If the answer to (b) is yes, then a subissue is whether it should be a
second edition with Digital Press or published through some other mechanism,
such as agreeing that the Lucid document is the right thing from now on.

If the answer to (a) is no, then I would be leery of having a "competing"
new edition out of Digital press coming out at roughly the same time as the
ANSI standard, because that would only create confusion as to which is the
"real" standard, and I would rather avoid such confusion.  Better to let the
Digital press book die a natural death and put my efforts into the ANSI

On the other hand, I worked pretty hard on the book to get a lot of subtle
things right.  It is certainly not deathless prose, but it has been polished
a lot, and it would be a pity for the ANSI committee not to be able to take
advantage of that.  Then again, maybe it would be a good exercise to chuck
the whole thing and start over and really get it right; more work, but
potentially bigger payoff in accuracy and clarity at the end.  There is also
the possibility that the Lucid document (which I have not yet seen) is
exactly the right thing.  I would be happy if it were so.
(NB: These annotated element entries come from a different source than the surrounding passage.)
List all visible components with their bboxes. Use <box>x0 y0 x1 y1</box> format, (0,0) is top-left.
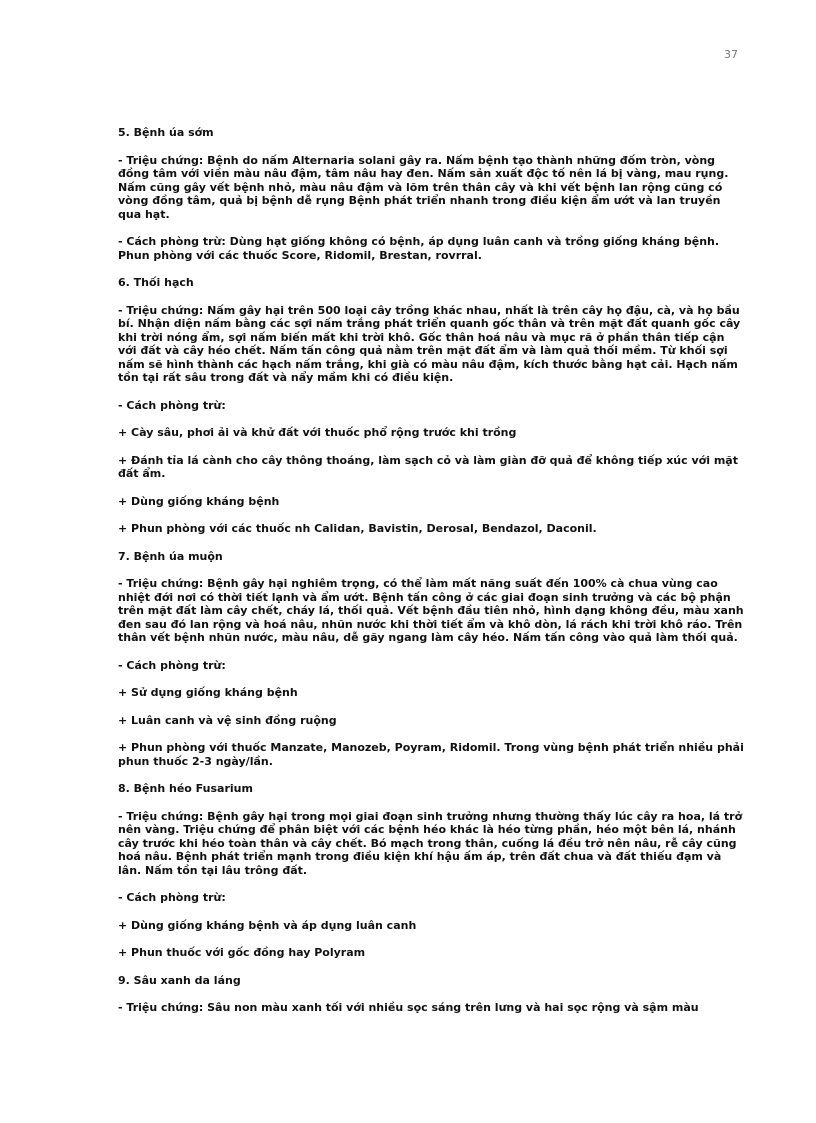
list-item: + Phun thuốc với gốc đồng hay Polyram <box>118 946 366 959</box>
list-item: + Phun phòng với các thuốc nh Calidan, Bavistin, Derosal, Bendazol, Daconil. <box>118 522 597 535</box>
paragraph: - Triệu chứng: Bệnh gây hại trong mọi giai đoạn sinh trưởng nhưng thường thấy lúc cây ra hoa, lá trở nên vàng. Triệu chứng để phân biệt với các bệnh héo khác là héo từng phần, héo một bên lá, nhánh cây trước khi héo toàn thân và cây chết. Bó mạch trong thân, cuống lá đều trở nên nâu, rễ cây cũng hoá nâu. Bệnh phát triển mạnh trong điều kiện khí hậu ấm áp, trên đất chua và đất thiếu đạm và lân. Nấm tồn tại lâu trông đất. <box>118 809 743 877</box>
list-item: + Sử dụng giống kháng bệnh <box>118 686 298 699</box>
paragraph: - Cách phòng trừ: <box>118 398 226 412</box>
section-heading: 8. Bệnh héo Fusarium <box>118 782 253 795</box>
paragraph: - Cách phòng trừ: Dùng hạt giống không có bệnh, áp dụng luân canh và trồng giống kháng bệnh. Phun phòng với các thuốc Score, Ridomil, Brestan, rovrral. <box>118 235 720 262</box>
section-heading: 7. Bệnh úa muộn <box>118 549 223 563</box>
paragraph: - Triệu chứng: Bệnh do nấm Alternaria solani gây ra. Nấm bệnh tạo thành những đốm tròn, vòng đồng tâm với viền màu nâu đậm, tâm nâu hay đen. Nấm sản xuất độc tố nên lá bị vàng, mau rụng. Nấm cũng gây vết bệnh nhỏ, màu nâu đậm và lõm trên thân cây và khi vết bệnh lan rộng cũng có vòng đồng tâm, quả bị bệnh dễ rụng Bệnh phát triển nhanh trong điều kiện ẩm ướt và lan truyền qua hạt. <box>118 153 729 221</box>
section-heading: 9. Sâu xanh da láng <box>118 973 241 987</box>
list-item: + Đánh tỉa lá cành cho cây thông thoáng, làm sạch cỏ và làm giàn đỡ quả để không tiếp xúc với mặt đất ẩm. <box>118 453 738 480</box>
section-heading: 6. Thối hạch <box>118 276 194 289</box>
list-item: + Dùng giống kháng bệnh và áp dụng luân canh <box>118 918 417 932</box>
paragraph: - Triệu chứng: Bệnh gây hại nghiêm trọng, có thể làm mất năng suất đến 100% cà chua vùng cao nhiệt đới nơi có thời tiết lạnh và ẩm ướt. Bệnh tấn công ở các giai đoạn sinh trưởng và các bộ phận trên mặt đất làm cây chết, cháy lá, thối quả. Vết bệnh đầu tiên nhỏ, hình dạng không đều, màu xanh đen sau đó lan rộng và hoá nâu, nhũn nước khi thời tiết ẩm và khô dòn, lá rách khi trời khô ráo. Trên thân vết bệnh nhũn nước, màu nâu, dễ gãy ngang làm cây héo. Nấm tấn công vào quả làm thối quả. <box>118 577 744 644</box>
list-item: + Luân canh và vệ sinh đồng ruộng <box>118 713 337 727</box>
paragraph: - Triệu chứng: Sâu non màu xanh tối với nhiều sọc sáng trên lưng và hai sọc rộng và sậm màu <box>118 1001 699 1014</box>
document-body <box>118 126 746 1029</box>
page-number: 37 <box>724 48 738 61</box>
paragraph: - Cách phòng trừ: <box>118 891 226 904</box>
paragraph: - Triệu chứng: Nấm gây hại trên 500 loại cây trồng khác nhau, nhất là trên cây họ đậu, cà, và họ bầu bí. Nhận diện nấm bằng các sợi nấm trắng phát triển quanh gốc thân và trên mặt đất quanh gốc cây khi trời nóng ẩm, sợi nấm biến mất khi trời khô. Gốc thân hoá nâu và mục rã ở phần thân tiếp cận với đất và cây héo chết. Nấm tấn công quả nằm trên mặt đất ẩm và làm quả thối mềm. Từ khối sợi nấm sẽ hình thành các hạch nấm trắng, khi già có màu nâu đậm, kích thước bằng hạt cải. Hạch nấm tồn tại rất sâu trong đất và nẩy mầm khi có điều kiện. <box>118 303 741 384</box>
list-item: + Dùng giống kháng bệnh <box>118 494 280 508</box>
list-item: + Phun phòng với thuốc Manzate, Manozeb, Poyram, Ridomil. Trong vùng bệnh phát triển nhiều phải phun thuốc 2-3 ngày/lần. <box>118 741 744 768</box>
list-item: + Cày sâu, phơi ải và khử đất với thuốc phổ rộng trước khi trồng <box>118 426 517 439</box>
section-heading: 5. Bệnh úa sớm <box>118 126 214 139</box>
paragraph: - Cách phòng trừ: <box>118 658 226 672</box>
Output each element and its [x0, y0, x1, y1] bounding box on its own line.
(*) I decided to dig up my contract with Digital Press and scan it for
loopholes and traps, and found this clause, a potential pitfall for the
"natural death" theory:  "The Author agrees to revise the Work for
subsequent editions if the Publisher considers it in the best interests of
the Work.  [I have no idea how a Work can have "interests".  --GLS] ...
Should the Author be unable or unwilling to provide such a revision... the
Publisher may have the revised edition prepared... and may display in the
revised Work and in advertising, the name of the person, or persons, who
prepared said revisions."  What do I make of this?  Barf.